Who Uses Credit Scores?

Lenders, including credit-card companies and mortgage companies, use credit scores to help them decide whether lending you money would be a good risk for them. They also use other information about you, such as your income, assets, debt-to-income ratio, employment information, etc., to help them make a decision.

What is a Good Credit Score?

The number that is considered “good” varies from lender to lender and from loan “product” to loan product. However, most lenders consider a score below about 620 to be bad and a score above 800 to be very good.

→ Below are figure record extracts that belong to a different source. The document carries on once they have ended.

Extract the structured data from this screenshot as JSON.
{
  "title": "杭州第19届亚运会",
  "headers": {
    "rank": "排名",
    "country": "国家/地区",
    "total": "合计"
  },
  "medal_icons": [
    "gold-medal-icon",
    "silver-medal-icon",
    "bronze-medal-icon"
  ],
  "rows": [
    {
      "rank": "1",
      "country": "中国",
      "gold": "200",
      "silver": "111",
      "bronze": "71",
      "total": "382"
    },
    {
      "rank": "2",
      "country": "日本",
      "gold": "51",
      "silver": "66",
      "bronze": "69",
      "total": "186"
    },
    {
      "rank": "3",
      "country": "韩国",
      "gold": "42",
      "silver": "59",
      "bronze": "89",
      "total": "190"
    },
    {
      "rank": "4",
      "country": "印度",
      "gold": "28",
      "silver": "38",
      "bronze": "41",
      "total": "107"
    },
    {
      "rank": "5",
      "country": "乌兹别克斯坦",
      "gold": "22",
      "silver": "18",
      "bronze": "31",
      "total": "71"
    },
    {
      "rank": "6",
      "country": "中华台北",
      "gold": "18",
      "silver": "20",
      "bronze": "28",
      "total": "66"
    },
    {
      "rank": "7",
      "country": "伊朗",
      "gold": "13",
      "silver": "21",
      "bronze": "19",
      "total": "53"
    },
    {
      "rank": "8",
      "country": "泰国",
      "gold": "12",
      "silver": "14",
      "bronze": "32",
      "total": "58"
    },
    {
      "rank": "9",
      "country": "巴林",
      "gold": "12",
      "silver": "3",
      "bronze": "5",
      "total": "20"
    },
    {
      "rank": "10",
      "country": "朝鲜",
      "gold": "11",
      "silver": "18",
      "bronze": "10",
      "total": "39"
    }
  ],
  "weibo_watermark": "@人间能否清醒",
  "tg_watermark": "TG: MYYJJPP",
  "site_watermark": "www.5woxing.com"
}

These designations are based in part on the following data from Fair, Isaac and Company.

Consumers’ Credit-Score Range Number of Good Loans (paid on time) to Bad Loans (not paid on time or defaulted on)

Below 600- 8 good for every 1 bad

700-719- 123 good for every 1 bad

Above 800- 1,292 good for every 1 bad

Why Is It Important to Have a Good Credit Score?

Based on the above data, you can understand why a lender is more willing to lend money to someone with a higher credit score-the lender is less likely to lose money. So, if you want to borrow, it is in your best interests to have a good credit score.

It’s not that you can’t get a loan if you have a low credit score; it’s just that if you do, you’ll likely have to pay a higher interest rate. Why? Because, statistically, the lender is more likely to lose money on you-you are statistically more likely not to pay back the loan as agreed upon.

What Can I Do to Improve My Credit Score?

So, how do you improve your credit score? While there is no “guaranteed” formula for doing so, obviously the better your payment record, the better off you’ll be. Let’s look at some things you can do:

  1. First, get a copy of your credit report from all three credit bureaus. Because your score is based on the data in your files, you should make sure that the data is accurate. Request that any incorrect data be corrected. Then follow up by getting another copy of the report to make sure that it has, indeed, been corrected.
  2. Request that all three bureaus not accept unauthorized inquiries. Many credit card companies, finance companies, etc., inquire about your credit history. That’s why you get those “pre-approved” credit card and home equity offers in the mail. However, those inquiries can hurt your credit score. Similarly, you should not apply for a bunch of credit cards or credit lines, especially if your credit history is not good or you have a lot of debt and are likely to be turned down. That can also hurt your credit score.
  3. Be sure to have established a credit history-a good one! If you can, you should have about three credit cards that you pay the minimum on-on time-every month. If you don’t have any credit cards or loans, that can hurt your score, too. So can too many. If you don’t quality for a regular credit card, apply for a “secured” card. With a secured card, you put money in an account and get a credit card with a limit based on a percentage (sometimes 100%) of that amount. Your payment history on the card is reported to the credit bureau and helps you establish a payment history. NOTE: Debit cards do not help you establish a credit history because they work like checks drawn against your checking account.
  4. Minimize finance-company loans. It’s better not to have any.
  5. Keep up your good payment record. Don’t slack off. The longer you pay on time, the more points you get. Your payment history and current payment pattern are important.
  6. If you have derogatory public information (bankruptcy, foreclosure, collections, etc.) in your file, the more time that has passed, the better. Better yet, don’t do anything that will result in that type of derogatory information in your file.